We have the exponential function is defined from $\mathbb{R}$ to $\mathbb{R}$. However if we wanted to prove the existence of a continuous function $\exp:\mathbb{C}\rightarrow\mathbb{C}$ that is a function that extends $e^x$ to a complex domain and range, how would we go about it?
I know intuitively that: for $z\in\mathbb{C}$, letting in general $z=a+bi$ with $a,b\in\mathbb{Z}$ it holds that $e^z\in\mathbb{C}$. I also know that the exponential function is expanded with the general taylor series as $e^x=\sum_{k=0}^{\infty}\frac{x^k}{k!}$ but this is strictly defined for the reals.
I am not sure how to go about this proof, it would seem that we would have to start with definining an entirely new function since the expansion only is defined on the reals.

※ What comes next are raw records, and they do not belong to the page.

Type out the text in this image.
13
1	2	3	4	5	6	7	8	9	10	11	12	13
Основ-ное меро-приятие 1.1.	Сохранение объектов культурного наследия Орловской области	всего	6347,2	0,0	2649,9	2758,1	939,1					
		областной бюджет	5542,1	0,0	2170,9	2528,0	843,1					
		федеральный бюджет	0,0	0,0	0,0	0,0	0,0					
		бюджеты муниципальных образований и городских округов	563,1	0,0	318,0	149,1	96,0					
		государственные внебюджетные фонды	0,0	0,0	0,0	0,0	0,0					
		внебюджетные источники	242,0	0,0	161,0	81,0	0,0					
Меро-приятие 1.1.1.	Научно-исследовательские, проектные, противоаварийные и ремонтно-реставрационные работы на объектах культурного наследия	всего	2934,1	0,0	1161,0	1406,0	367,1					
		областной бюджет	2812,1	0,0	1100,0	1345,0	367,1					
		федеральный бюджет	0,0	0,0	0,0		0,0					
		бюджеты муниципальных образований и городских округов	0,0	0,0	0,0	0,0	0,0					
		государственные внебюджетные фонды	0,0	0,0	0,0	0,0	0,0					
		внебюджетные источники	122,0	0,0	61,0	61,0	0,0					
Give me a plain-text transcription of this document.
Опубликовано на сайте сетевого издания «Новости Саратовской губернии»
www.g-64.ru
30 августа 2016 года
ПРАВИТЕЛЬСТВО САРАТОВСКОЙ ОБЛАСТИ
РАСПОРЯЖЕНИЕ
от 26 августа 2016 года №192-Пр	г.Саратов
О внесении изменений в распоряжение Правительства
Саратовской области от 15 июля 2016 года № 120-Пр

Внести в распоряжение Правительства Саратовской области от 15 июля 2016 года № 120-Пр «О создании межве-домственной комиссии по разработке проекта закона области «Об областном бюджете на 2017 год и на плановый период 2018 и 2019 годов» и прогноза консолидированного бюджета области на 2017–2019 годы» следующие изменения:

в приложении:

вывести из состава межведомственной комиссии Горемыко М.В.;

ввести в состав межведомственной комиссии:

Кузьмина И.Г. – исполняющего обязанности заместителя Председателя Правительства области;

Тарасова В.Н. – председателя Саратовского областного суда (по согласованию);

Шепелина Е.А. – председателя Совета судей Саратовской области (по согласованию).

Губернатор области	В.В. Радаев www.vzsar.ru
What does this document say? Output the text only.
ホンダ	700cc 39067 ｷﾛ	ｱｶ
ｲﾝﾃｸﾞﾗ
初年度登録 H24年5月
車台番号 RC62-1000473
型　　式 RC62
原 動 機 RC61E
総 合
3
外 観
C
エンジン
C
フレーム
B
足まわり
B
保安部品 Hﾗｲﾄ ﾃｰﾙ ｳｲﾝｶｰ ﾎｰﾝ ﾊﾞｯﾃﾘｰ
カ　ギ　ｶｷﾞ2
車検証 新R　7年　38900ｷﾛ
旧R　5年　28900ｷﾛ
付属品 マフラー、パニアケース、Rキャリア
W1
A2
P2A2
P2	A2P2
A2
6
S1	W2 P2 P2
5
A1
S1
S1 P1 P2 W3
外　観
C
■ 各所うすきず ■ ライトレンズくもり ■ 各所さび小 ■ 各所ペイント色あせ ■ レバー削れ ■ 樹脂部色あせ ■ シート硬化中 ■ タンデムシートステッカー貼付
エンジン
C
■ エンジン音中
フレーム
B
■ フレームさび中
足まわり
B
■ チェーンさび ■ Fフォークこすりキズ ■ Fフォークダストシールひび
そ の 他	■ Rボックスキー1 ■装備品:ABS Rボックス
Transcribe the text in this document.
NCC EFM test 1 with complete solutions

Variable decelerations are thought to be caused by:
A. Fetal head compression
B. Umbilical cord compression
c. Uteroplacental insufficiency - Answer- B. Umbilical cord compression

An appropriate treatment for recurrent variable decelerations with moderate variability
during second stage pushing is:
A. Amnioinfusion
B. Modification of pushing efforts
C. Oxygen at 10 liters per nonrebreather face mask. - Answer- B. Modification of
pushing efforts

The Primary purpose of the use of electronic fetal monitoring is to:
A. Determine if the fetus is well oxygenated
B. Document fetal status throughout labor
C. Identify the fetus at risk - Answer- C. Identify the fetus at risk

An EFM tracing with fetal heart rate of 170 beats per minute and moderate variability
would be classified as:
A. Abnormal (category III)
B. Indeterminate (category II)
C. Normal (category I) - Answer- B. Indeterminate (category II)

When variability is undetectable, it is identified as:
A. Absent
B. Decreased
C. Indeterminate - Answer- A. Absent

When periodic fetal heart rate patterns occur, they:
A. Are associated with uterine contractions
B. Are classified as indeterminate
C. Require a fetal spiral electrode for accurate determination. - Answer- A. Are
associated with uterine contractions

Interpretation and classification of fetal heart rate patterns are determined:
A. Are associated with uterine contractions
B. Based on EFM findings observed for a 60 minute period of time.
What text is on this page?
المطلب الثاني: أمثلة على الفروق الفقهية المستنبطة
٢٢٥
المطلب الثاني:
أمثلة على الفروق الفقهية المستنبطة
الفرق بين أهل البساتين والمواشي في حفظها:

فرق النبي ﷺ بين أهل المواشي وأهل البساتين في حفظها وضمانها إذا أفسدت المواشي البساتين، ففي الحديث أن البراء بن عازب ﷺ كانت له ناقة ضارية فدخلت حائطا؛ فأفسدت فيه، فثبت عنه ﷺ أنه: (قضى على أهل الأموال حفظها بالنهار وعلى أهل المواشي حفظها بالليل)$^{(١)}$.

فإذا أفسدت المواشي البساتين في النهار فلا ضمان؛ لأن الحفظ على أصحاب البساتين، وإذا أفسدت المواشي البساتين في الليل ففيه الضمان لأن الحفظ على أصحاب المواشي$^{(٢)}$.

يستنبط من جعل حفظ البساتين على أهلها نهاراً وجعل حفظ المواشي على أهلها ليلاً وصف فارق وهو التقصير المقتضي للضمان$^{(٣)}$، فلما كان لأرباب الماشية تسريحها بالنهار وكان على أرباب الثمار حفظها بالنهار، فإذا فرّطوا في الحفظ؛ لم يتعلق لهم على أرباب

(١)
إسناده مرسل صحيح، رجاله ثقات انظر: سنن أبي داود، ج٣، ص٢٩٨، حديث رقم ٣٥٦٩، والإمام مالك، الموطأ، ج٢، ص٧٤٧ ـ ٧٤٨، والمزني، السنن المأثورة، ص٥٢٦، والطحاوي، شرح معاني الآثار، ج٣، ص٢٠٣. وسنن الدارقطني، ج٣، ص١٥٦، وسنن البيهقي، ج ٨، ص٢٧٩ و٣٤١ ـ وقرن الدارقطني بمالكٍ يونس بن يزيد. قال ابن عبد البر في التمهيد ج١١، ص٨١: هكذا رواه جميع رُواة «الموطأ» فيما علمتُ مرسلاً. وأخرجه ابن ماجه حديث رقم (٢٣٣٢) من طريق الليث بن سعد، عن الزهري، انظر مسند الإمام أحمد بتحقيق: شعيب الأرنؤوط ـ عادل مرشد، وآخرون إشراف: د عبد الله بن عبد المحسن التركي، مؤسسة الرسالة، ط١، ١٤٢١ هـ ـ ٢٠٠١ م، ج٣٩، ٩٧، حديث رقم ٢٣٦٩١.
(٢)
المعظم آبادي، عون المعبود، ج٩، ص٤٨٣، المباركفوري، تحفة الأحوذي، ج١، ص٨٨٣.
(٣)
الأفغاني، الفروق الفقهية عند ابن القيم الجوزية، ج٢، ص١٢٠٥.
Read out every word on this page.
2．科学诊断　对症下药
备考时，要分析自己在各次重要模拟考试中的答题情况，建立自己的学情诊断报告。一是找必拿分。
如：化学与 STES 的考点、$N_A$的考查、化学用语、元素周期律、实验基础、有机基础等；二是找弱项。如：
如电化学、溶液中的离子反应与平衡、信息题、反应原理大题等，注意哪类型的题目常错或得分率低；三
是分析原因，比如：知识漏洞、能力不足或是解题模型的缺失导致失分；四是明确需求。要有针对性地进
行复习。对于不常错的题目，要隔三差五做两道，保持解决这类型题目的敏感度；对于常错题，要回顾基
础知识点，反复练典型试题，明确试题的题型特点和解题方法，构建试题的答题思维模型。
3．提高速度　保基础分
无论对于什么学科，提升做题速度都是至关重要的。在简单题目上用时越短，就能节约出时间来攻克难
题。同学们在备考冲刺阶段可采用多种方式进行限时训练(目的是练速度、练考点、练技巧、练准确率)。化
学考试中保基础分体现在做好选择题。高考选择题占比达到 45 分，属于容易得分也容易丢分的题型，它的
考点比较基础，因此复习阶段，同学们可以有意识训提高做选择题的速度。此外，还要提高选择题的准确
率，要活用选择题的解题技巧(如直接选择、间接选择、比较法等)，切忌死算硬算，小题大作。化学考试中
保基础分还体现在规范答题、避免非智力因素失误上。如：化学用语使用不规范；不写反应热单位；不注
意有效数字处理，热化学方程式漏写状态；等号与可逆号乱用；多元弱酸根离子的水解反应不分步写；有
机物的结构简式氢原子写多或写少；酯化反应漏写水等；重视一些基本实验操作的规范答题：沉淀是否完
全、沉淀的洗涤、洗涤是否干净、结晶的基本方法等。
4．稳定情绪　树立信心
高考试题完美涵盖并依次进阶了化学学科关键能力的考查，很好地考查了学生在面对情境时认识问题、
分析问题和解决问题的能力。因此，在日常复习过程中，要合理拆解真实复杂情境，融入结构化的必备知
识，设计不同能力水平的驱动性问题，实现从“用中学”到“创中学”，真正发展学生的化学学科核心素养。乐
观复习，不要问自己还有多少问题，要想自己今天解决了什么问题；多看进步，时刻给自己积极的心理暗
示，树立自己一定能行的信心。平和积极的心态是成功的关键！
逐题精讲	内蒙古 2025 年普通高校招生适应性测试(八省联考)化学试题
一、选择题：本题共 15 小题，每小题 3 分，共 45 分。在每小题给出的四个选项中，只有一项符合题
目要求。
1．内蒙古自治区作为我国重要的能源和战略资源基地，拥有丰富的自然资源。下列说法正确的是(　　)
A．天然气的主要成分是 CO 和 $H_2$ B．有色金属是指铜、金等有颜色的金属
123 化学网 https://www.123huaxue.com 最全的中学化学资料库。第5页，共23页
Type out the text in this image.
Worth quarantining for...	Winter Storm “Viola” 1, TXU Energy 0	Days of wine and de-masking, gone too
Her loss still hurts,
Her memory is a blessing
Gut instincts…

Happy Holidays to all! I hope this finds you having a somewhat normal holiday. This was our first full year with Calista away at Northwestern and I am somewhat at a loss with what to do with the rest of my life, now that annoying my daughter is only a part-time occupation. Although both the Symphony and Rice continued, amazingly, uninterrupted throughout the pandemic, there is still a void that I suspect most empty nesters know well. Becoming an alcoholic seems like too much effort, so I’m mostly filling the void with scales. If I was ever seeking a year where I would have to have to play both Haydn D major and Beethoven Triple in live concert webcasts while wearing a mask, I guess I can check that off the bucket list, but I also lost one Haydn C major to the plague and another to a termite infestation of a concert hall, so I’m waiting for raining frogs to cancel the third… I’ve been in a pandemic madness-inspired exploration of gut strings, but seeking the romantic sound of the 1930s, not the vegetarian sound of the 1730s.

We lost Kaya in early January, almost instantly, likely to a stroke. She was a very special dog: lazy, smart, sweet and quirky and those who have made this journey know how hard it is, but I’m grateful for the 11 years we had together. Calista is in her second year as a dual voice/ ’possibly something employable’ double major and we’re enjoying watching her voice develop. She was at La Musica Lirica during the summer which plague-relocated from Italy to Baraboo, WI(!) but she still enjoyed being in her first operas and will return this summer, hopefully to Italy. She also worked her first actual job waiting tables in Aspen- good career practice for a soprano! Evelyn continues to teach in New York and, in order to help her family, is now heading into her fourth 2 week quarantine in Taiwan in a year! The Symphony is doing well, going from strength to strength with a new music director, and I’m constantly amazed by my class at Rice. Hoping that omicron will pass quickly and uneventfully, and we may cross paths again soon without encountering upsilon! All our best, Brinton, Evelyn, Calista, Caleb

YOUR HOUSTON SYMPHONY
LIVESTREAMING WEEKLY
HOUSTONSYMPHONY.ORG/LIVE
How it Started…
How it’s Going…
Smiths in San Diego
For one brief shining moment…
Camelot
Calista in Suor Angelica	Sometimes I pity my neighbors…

For showing continuity of a function , it is enough to show that $lim_{z\to z_0} f(z) = f(z_0) $. Since , $e^z$ is defined on all over $\mathbb{C} $ , so, for each $z_0$, $lim_{z\to z_0} e^z $ exists and equal to $e^{z_0}$
Edit : as you say , you begin with the assumption , exponential defined on whole $\mathbb{R} $. Then, simply write $f(z)=e^z=e^x cos(y) + i (e^x sin(y)) = u(x,y)+i v(x,y) $. Clearly, as, $e^x,cos(y),sin(y) $ defined on whole $\mathbb{R} $, from this we can conclude that $u(x,y),v(x,y)$ are defined on $\mathbb{R}^2 $ , so, $f(z)$ defined on $\mathbb{C} $